The summer’s nationwide Black Lives Matter’s protests led Cornell students to recognize the gravity of youth voting, while also emphasizing an important reality: There’s still an immeasurable amount of work to be done.
With the recent police killings of George Floyd, Breonna Taylor and numerous BIPOC individuals, many have described an overarching sense of purpose and frustration exemplified in BLM protests across the country. Ithaca’s was no different.
Solomon Lawrence ’21, treasurer of Cornell’s Caribbean Students’ Association, was among hundreds who participated in the BLM protest that began in Ho Plaza and culminated in front of the Ithaca Police Department in late August.
“A lot of people have been saying that there’s something new or something different happening at a lot of these protests,” Lawrence said, speaking to the overall sense of exhaustion and disappointment that has sparked the ubiquitous nature of the movement.
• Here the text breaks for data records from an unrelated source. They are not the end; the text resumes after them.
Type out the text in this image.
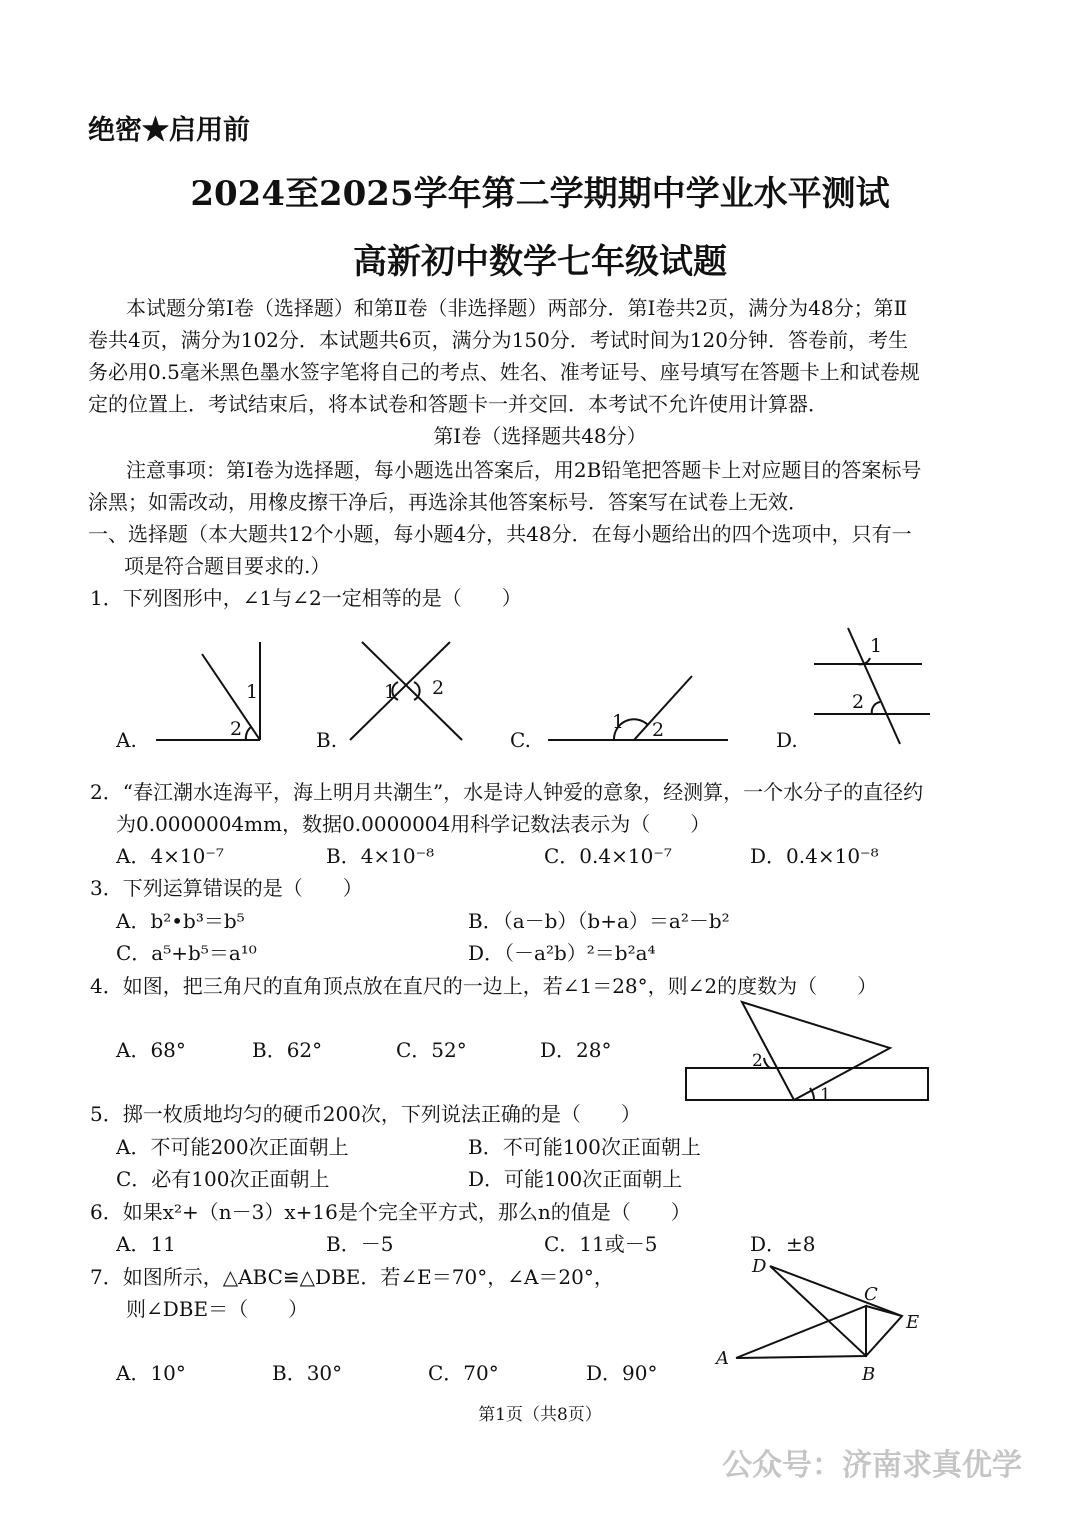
绝密★启用前
2024至2025学年第二学期期中学业水平测试
高新初中数学七年级试题
本试题分第Ⅰ卷（选择题）和第Ⅱ卷（非选择题）两部分．第Ⅰ卷共2页，满分为48分；第Ⅱ
卷共4页，满分为102分．本试题共6页，满分为150分．考试时间为120分钟．答卷前，考生
务必用0.5毫米黑色墨水签字笔将自己的考点、姓名、准考证号、座号填写在答题卡上和试卷规
定的位置上．考试结束后，将本试卷和答题卡一并交回．本考试不允许使用计算器．
第Ⅰ卷（选择题共48分）
注意事项：第Ⅰ卷为选择题，每小题选出答案后，用2B铅笔把答题卡上对应题目的答案标号
涂黑；如需改动，用橡皮擦干净后，再选涂其他答案标号．答案写在试卷上无效．
一、选择题（本大题共12个小题，每小题4分，共48分．在每小题给出的四个选项中，只有一
项是符合题目要求的.）
1．下列图形中，∠1与∠2一定相等的是（　　）
1
2
1 2
1 2
1
2
A.	B.	C.	D.
2．“春江潮水连海平，海上明月共潮生”，水是诗人钟爱的意象，经测算，一个水分子的直径约
为0.0000004mm，数据0.0000004用科学记数法表示为（　　）
A．4×10⁻⁷	B．4×10⁻⁸	C．0.4×10⁻⁷	D．0.4×10⁻⁸
3．下列运算错误的是（　　）
A．b²•b³＝b⁵	B．（a－b）（b+a）＝a²－b²
C．a⁵+b⁵＝a¹⁰	D．（－a²b）²＝b²a⁴
4．如图，把三角尺的直角顶点放在直尺的一边上，若∠1＝28°，则∠2的度数为（　　）
A．68°	B．62°	C．52°	D．28°	2
1
5．掷一枚质地均匀的硬币200次，下列说法正确的是（　　）
A．不可能200次正面朝上	B．不可能100次正面朝上
C．必有100次正面朝上	D．可能100次正面朝上
6．如果x²+（n－3）x+16是个完全平方式，那么n的值是（　　）
A．11	B．－5	C．11或－5	D．±8
7．如图所示，△ABC≌△DBE．若∠E＝70°，∠A＝20°，
则∠DBE＝（　　）
A．10°	B．30°	C．70°	D．90°
A
B
C
D
E
第1页（共8页）
公众号：济南求真优学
Four hours away in New York City, Lotoya Francis ’22 noticed this distinct and newfound energy at the BLM events she was attending, citing a larger white presence, a more significant insistence of radical ideas and an increased focus on intersectionality — three elements that were somewhat missing at protests she had attended in years prior.
Among these new messages and developments, a more recent, outstanding demand has been prevalent — vote.
Though this request is not necessarily new, many argue that it has been particularly accentuated this year, potentially due to the ongoing energy of the movement.
“I think [BLM protests] definitely did bring to the forefront the fact that voting is a political tool that we must use,” Daniel James II ’22, creator of the “Black Voices on the Hill” podcast, said. “I think that voting is just as important as the protest, because the protest is what sends out your messaging.”
Discussing the influence voting can hold during a time at which so much is at stake for many marginalized groups, James encouraged individuals to cast their ballots.
“This is not a matter of who we like or dislike,” he said. “This is a matter of securing the freedoms for Black, Indigenous, people of color, minority populations in general and the freedoms that we have worked so hard to gain.”
The power that comes from participating in political activism — whether it be through petitioning, campaigning, organizing or other forms of advocacy — has proven successful in a number of circumstances, from BLM protests to Cornell’s campus.
For example, Lawrence said student appeals for canceling athletic practices and training on Election Day have yielded fairly promising results. A member of the track and field team, Lawrence explained that his coaches have been adequately responsive to demands made by students, encouraging athletes to safely vote and to participate in demonstrations that allow their voices to be heard.
And with the formation of groups like Cornell Votes this fall, a sense of urgency to vote has grown around campus, as has people’s willingness to become active in other disciplines such as politics and inequality, according to Lawrence.
“It seems like the engineering folks I know on my team … they’re even talking about voting, or they’re talking about politics a little bit more,” Lawrence said. “To get them to have a conversation more about social injustice is really good.”
Beyond voting, students have taken to social media campaigning to amplify their voices in an unprecedented way.
This new form of political action may be partially attributed to the idea that voting can be immensely difficult for the BIPOC community and for minority populations across the nation. With the prevalence of voter suppression, white supremacy, gerrymandering and other forms of injustice, voting often elicits a sense of frustration and dissatisfaction among BIPOC individuals.
Francis said that she has met many people who don’t want to vote because of such obstacles.
“It’s really critical to consider how far we’ve really come if the idea of possibly being physically harmed by going to the polls is something that will actually deter communities of color from voting in person,” she said.
Within the prevalent and ongoing hardships faced by the BIPOC population in the political framework, James spoke to the unwavering resiliency of this community to affect change.
“Let me tell you one thing we’re not: we’re not complacent,” he said. “And we’re defiant against white supremacist power.”